Google announced a new experimental AI tool called Career Dreamer, to find patterns and connect the dots between your unique experiences, educational background, skills, and interests.

Insights for you:

  • Google is rolling out an experimental career exploration tool called Career Dreamer.

  • The AI tool works by finding patterns between your experiences, educational background, skills, and interests.

  • Career Dreamer can help point out your unique skills, find relevant career options, and draft cover letters and resumes.

AI Research
👉️ LLMs favor other LLMs when it comes to mistake

A new study of how language models evaluate each other has uncovered a troubling pattern: as these systems become more sophisticated, they're increasingly likely to share the same blind spots.

Insights for you:

  • Researchers developed a new metric called CAPA (Chance Adjusted Probabilistic Agreement) to measure the similarity of errors made by language models.
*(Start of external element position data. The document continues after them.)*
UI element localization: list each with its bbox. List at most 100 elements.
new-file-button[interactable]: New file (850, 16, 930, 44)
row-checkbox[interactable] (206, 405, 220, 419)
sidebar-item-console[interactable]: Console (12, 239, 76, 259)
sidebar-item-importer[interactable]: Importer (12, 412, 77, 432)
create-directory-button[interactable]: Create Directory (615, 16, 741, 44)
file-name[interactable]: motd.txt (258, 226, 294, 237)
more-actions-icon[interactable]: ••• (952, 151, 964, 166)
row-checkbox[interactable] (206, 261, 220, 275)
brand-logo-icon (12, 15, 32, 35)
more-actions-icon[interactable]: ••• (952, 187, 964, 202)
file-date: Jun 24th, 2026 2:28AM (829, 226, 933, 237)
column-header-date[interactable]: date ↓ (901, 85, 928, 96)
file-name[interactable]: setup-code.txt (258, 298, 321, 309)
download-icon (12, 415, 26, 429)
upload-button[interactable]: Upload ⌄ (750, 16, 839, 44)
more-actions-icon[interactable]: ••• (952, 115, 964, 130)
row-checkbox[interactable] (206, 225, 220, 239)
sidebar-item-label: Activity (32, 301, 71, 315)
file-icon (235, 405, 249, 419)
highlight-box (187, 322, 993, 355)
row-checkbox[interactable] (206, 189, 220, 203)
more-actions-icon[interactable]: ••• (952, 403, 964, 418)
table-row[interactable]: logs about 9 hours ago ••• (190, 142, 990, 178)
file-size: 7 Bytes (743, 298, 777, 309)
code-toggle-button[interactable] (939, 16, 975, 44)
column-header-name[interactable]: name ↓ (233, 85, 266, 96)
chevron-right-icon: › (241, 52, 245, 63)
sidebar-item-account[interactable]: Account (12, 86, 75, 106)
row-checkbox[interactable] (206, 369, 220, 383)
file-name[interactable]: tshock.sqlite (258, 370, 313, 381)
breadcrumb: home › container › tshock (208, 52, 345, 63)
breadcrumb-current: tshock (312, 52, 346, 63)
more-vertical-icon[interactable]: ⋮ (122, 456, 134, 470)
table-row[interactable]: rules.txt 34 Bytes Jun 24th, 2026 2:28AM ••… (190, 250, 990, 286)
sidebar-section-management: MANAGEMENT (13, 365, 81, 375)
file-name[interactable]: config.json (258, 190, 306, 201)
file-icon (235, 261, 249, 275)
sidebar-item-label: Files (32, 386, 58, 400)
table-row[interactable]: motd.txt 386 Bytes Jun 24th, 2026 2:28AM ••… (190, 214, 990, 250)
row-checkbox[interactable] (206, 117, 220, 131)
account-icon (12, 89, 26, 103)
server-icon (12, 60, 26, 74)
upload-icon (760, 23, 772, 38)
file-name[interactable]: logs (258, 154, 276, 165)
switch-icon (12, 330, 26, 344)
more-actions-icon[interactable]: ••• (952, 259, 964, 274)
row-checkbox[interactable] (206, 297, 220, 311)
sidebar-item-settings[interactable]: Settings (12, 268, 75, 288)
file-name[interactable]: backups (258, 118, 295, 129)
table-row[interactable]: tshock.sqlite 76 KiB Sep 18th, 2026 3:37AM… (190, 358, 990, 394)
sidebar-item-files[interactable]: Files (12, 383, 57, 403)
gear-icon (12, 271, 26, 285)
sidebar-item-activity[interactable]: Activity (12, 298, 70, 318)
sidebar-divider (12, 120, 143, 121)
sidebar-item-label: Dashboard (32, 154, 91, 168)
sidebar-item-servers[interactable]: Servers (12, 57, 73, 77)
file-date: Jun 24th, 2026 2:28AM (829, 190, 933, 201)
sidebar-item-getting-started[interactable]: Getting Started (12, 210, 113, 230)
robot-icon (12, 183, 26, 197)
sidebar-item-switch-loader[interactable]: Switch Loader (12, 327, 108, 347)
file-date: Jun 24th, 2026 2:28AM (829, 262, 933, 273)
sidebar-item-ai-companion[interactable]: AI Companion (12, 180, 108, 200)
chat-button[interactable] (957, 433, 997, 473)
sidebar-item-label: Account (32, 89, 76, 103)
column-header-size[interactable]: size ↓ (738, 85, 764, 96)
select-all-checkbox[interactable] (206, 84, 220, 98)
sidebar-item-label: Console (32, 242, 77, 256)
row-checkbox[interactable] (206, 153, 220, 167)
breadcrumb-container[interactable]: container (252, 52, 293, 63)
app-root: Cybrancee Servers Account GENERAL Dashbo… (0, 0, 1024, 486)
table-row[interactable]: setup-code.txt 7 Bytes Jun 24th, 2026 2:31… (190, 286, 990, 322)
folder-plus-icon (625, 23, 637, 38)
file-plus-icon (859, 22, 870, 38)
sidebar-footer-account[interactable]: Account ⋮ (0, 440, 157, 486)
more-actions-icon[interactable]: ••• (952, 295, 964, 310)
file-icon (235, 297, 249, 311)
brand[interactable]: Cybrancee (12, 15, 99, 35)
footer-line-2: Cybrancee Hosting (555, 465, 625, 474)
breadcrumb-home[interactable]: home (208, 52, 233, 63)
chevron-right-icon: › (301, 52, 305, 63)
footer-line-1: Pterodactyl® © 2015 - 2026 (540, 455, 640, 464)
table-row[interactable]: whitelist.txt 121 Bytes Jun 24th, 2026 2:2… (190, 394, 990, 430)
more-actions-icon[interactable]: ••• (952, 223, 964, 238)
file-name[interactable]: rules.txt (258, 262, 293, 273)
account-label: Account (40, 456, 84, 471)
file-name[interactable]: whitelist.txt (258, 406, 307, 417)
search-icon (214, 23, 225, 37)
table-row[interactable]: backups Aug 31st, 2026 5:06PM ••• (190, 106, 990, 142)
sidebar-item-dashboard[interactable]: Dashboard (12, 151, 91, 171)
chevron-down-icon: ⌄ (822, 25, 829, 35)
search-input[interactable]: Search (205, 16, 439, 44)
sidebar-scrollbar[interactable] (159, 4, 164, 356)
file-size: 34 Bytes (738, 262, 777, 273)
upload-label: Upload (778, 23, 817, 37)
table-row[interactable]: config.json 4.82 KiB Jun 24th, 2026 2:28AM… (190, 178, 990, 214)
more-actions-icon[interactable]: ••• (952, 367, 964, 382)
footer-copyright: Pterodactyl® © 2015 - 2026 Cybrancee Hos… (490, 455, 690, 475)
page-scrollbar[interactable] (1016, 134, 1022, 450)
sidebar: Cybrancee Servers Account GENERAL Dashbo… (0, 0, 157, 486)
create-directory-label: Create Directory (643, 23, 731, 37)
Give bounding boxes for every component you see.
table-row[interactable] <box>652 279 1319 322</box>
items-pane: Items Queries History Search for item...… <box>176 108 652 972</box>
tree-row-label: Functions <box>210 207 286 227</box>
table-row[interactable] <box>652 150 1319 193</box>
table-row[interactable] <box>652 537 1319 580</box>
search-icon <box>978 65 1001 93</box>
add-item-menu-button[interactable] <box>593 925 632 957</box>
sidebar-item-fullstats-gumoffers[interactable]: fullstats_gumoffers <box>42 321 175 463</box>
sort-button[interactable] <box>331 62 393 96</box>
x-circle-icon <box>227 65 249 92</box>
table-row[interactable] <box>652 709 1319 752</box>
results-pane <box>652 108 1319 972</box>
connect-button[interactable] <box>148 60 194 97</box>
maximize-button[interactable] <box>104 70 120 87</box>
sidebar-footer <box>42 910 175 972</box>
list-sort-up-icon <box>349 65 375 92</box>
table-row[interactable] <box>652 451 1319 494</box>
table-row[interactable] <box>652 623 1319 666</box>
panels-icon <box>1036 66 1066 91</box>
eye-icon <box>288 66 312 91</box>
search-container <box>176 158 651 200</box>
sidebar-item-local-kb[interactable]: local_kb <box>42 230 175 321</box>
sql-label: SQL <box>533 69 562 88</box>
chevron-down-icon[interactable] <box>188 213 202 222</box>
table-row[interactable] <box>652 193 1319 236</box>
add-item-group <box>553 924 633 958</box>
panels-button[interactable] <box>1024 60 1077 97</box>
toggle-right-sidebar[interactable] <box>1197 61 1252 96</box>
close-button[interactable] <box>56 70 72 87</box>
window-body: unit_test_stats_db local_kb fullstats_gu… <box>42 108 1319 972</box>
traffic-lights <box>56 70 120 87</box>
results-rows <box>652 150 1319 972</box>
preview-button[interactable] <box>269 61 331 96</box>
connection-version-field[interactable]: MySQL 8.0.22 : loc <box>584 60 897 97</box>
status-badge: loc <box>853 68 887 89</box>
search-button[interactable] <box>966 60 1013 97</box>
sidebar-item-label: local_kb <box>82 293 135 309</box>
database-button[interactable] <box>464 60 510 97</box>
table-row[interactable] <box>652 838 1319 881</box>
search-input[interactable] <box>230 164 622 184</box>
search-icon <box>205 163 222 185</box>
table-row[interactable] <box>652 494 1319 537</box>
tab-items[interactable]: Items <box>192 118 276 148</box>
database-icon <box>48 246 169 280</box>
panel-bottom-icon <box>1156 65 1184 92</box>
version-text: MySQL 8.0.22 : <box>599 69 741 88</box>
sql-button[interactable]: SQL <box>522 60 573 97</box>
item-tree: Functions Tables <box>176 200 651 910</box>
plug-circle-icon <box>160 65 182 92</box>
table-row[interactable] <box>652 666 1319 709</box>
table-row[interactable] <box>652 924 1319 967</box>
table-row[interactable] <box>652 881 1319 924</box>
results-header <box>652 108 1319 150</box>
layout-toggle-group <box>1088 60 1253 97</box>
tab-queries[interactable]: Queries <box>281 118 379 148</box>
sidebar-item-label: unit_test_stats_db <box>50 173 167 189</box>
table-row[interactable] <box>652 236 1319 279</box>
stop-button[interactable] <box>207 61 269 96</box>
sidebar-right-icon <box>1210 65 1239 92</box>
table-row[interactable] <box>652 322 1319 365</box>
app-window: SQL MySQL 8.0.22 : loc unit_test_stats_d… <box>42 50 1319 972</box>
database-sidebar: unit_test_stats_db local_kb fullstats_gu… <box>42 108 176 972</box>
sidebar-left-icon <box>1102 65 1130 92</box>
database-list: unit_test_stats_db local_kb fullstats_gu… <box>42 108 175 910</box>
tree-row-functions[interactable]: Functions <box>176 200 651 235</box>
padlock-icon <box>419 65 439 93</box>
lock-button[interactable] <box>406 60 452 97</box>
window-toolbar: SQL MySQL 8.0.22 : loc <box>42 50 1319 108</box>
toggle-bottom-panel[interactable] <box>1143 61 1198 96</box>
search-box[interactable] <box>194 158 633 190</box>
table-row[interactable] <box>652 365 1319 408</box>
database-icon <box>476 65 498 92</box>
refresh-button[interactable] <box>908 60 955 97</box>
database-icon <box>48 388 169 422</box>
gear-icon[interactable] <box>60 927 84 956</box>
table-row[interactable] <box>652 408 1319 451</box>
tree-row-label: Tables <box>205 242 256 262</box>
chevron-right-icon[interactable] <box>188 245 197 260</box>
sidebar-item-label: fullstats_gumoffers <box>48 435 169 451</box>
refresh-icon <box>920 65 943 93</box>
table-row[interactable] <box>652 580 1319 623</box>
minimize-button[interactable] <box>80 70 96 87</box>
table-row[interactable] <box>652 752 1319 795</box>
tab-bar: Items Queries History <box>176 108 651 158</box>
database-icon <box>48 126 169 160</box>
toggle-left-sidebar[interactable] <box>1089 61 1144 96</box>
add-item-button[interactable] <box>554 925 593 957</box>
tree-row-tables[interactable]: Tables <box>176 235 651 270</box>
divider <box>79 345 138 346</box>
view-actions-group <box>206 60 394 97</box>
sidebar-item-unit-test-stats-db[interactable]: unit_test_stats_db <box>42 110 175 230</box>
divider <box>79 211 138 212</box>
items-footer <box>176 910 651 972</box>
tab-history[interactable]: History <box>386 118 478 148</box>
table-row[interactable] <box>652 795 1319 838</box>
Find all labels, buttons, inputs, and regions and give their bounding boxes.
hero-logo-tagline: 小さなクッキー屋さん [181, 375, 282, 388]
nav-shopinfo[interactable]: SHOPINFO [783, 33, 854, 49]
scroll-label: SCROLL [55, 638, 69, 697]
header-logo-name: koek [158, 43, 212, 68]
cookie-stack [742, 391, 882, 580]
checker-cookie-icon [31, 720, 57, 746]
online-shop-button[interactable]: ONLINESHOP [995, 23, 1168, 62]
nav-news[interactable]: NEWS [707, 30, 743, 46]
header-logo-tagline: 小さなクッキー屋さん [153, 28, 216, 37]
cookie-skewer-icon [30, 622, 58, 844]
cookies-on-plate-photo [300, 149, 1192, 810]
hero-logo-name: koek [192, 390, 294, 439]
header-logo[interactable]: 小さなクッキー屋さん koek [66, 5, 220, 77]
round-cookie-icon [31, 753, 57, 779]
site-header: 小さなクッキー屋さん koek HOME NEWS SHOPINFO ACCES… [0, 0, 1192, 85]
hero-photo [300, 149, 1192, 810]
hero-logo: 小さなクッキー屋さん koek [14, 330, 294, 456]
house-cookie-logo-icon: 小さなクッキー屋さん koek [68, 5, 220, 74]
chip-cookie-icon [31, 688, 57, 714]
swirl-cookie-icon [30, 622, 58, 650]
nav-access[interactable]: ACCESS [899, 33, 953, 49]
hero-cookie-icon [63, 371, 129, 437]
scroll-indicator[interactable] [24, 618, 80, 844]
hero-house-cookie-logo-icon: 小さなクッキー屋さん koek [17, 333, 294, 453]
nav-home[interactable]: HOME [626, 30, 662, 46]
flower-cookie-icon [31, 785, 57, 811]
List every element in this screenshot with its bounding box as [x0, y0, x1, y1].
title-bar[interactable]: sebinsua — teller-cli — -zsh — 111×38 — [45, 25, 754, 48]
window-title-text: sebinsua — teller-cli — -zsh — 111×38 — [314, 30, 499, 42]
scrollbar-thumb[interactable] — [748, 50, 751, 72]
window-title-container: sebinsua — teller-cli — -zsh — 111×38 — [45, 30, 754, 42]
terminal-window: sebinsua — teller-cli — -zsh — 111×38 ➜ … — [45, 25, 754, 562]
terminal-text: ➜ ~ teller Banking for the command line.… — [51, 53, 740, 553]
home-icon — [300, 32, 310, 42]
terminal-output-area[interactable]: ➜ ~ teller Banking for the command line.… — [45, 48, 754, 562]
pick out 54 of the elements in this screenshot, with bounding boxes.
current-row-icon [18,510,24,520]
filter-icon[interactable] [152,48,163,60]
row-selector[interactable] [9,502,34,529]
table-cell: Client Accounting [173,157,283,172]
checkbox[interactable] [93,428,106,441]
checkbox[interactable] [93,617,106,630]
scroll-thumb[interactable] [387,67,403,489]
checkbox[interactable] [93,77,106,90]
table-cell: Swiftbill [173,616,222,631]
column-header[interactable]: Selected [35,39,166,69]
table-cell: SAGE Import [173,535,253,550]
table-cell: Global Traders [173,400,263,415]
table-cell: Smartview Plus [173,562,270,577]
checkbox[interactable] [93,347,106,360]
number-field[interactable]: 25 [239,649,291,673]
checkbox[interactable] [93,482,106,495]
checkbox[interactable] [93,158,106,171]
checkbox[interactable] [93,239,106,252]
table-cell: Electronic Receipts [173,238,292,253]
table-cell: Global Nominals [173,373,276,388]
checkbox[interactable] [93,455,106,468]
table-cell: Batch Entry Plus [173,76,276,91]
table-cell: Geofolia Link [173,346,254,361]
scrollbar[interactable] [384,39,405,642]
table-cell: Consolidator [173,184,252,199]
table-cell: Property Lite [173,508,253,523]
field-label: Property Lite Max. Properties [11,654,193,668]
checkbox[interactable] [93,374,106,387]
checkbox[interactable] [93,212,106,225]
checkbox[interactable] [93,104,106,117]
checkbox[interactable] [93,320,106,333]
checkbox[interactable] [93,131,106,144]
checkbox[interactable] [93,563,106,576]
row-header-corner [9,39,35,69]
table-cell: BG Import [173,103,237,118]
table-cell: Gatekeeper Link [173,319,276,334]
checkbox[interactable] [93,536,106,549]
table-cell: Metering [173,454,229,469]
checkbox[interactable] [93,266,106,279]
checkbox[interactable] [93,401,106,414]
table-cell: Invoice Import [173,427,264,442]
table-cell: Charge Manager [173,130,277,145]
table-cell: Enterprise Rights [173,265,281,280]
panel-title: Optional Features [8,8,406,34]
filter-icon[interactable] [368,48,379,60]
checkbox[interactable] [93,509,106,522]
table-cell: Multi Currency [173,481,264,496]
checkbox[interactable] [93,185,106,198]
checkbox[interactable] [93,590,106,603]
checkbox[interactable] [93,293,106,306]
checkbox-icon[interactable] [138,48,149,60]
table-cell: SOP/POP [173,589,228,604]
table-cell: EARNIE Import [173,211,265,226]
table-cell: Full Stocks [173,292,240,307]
This metric is crucial when AI systems evaluate and control other AIs.

  • Experiments show that AI models acting as "judges" tend to favor models with similar errors, while more powerful models learn more during training from data provided by dissimilar, weaker models.

  • As language models become more advanced, their errors become more similar, which can raise security concerns when AI systems are used to supervise other AI systems.